The superficial veins may fill the bloodstream asynchronously with the deep veins. The trunks of the superficial veins are the first to fill. There comes a short-term moment when the pressure in the superficial veins exceeds the pressure in the deep veins of the lower extremities. Due to the increase in pressure in the superficial veins, the perforating veins are filled. At this time, the deep veins have empty trunks, without signs of their blood filling (the diastolic phase of the "muscle-venous pump"). The blood flow from the perforating veins enters the empty deep veins. Simultaneously with the beginning of the emptying of the perforating veins, the trunks of the deep veins begin to fill from other sources. Then the following happens: the deep veins are completely filled with blood flow and after that, instantly, the entire volume of blood flow from the deep veins of the lower extremities enters in the proximal direction.

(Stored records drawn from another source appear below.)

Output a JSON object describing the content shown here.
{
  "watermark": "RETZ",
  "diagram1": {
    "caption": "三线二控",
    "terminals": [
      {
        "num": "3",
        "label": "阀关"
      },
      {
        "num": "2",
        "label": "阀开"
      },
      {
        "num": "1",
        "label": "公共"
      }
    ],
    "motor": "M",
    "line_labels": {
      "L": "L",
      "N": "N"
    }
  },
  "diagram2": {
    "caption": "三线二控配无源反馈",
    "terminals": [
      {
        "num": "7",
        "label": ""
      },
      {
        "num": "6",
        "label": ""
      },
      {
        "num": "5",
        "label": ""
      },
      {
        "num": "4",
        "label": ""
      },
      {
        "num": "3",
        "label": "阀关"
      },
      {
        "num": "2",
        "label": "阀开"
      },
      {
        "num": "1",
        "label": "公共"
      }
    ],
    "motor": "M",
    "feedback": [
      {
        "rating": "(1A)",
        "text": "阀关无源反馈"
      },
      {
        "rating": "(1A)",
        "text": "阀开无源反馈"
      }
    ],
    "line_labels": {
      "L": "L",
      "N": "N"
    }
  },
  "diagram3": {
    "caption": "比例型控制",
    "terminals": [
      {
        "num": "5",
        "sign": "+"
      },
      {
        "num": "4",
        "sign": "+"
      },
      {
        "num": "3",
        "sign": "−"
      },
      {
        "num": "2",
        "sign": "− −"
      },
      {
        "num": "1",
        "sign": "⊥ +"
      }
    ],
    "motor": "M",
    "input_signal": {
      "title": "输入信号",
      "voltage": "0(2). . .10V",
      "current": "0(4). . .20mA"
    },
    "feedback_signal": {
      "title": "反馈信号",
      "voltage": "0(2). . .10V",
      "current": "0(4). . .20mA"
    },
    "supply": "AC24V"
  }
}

Postthrombophlebitic disease develops as a result of acute deep vein thrombosis. The outcome of the thrombotic process depends on the degree of blood clot retraction and spontaneous thrombus lysis. In some cases, complete recanalization occurs, in others - complete obliteration, in others - vessel patency is partially restored. Most often, after thrombosis of the main veins, partial recanalization of the vessel lumen with phlebosclerosis and valvular insufficiency occurs. As a result, gross hemodynamic disorders develop in the limb: venous hypertension, pathological blood flow into the subcutaneous veins and their varicose veins, pronounced changes in the microcirculation system. Based on these premises, an ultrasound examination of the patient should answer the following questions:

1. Are the deep veins passable?
2. To what extent is the deep vein valve apparatus damaged?
3. What is the condition of the superficial vein valves?
4. where are the insufficient communicating veins localized?

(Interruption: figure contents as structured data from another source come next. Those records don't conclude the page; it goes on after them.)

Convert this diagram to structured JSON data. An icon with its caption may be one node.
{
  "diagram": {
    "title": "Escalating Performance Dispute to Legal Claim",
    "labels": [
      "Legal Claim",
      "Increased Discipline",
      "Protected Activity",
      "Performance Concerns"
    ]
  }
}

Post-thrombotic damage to the main veins has a number of fundamental ultrasound features. Organic avalvulation of the affected venous segment does not allow visualization of the functioning cusps of the valve apparatus in it. The latter are completely destroyed or adhered to the vein walls. Aseptic inflammation leads to a perivascular reaction, as a result of which the vessel wall thickens several times compared to the intact one. Ultrasound examination reveals heterogeneity of the vein lumen due to the presence of thrombotic masses of varying degrees of organization. The affected venous segment becomes rigid and stops responding to compression.

The study in the CDC and EDC modes allows us to identify several types of venous segment recanalization. The most common is the cable type, characterized by the fact that several channels of independent blood flow are determined in the lumen of the vein. Less often, recanalization occurs according to the single-channel type. In this case, a channel with blood flow usually appears along the anterior and posterior walls, occupying from one third to half of the vessel lumen. The rest of the lumen is filled with organized thrombotic masses. It is significant that a large number of compensatory collaterals are visualized in the zone of the occluded vein.

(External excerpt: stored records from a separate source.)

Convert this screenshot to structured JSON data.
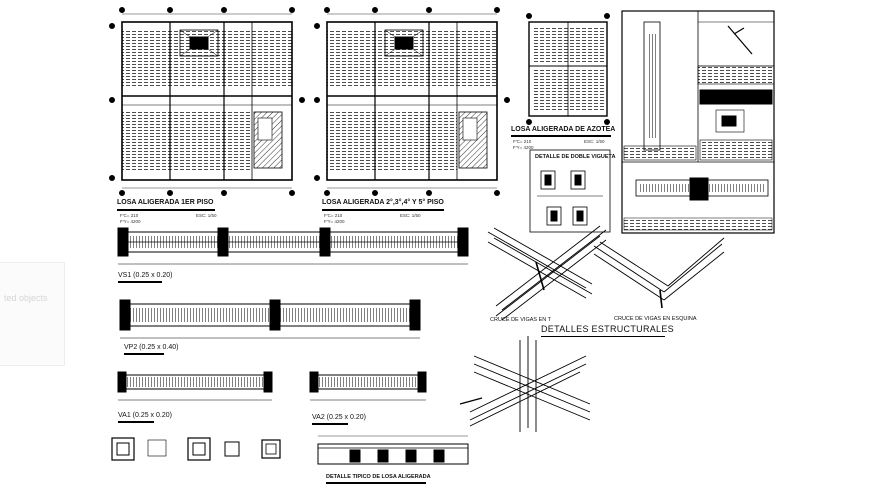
{
  "overlay": {
    "ghost_text": "ted objects"
  },
  "plans": {
    "first_floor_title": "LOSA ALIGERADA 1ER PISO",
    "floors_2_5_title": "LOSA ALIGERADA 2°,3°,4° Y 5° PISO",
    "roof_title": "LOSA ALIGERADA DE AZOTEA",
    "note_fc": "F'C= 210",
    "note_fy": "F'Y= 4200",
    "note_scale": "ESC: 1/50"
  },
  "details": {
    "double_joist_title": "DETALLE DE DOBLE VIGUETA",
    "beam_cross_t": "CRUCE DE VIGAS EN T",
    "beam_cross_corner": "CRUCE DE VIGAS EN ESQUINA",
    "structural_details": "DETALLES ESTRUCTURALES",
    "typical_slab_detail": "DETALLE TIPICO DE LOSA ALIGERADA"
  },
  "beams": {
    "vs1": "VS1 (0.25 x 0.20)",
    "vp2": "VP2 (0.25 x 0.40)",
    "va1": "VA1 (0.25 x 0.20)",
    "va2": "VA2 (0.25 x 0.20)"
  }
}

In conclusion, it should be emphasized that the use of modern ultrasound technologies in the diagnosis of venous diseases of the lower extremities significantly expands the current understanding of doctors about the pathophysiology and hemodynamics of the veins of the legs, and facilitates the transition to an adequate choice of surgical treatment and physiologically sound methods for correcting venous insufficiency of the lower extremities.

It should be noted that the ultrasound assessment of the venous and arterial system of the lower extremities may seem incomplete if the issues of functional study of arterial insufficiency of the lower extremities by Doppler ultrasound and directly related prosthetic and rehabilitation care were left without attention, which will be covered in the last chapter.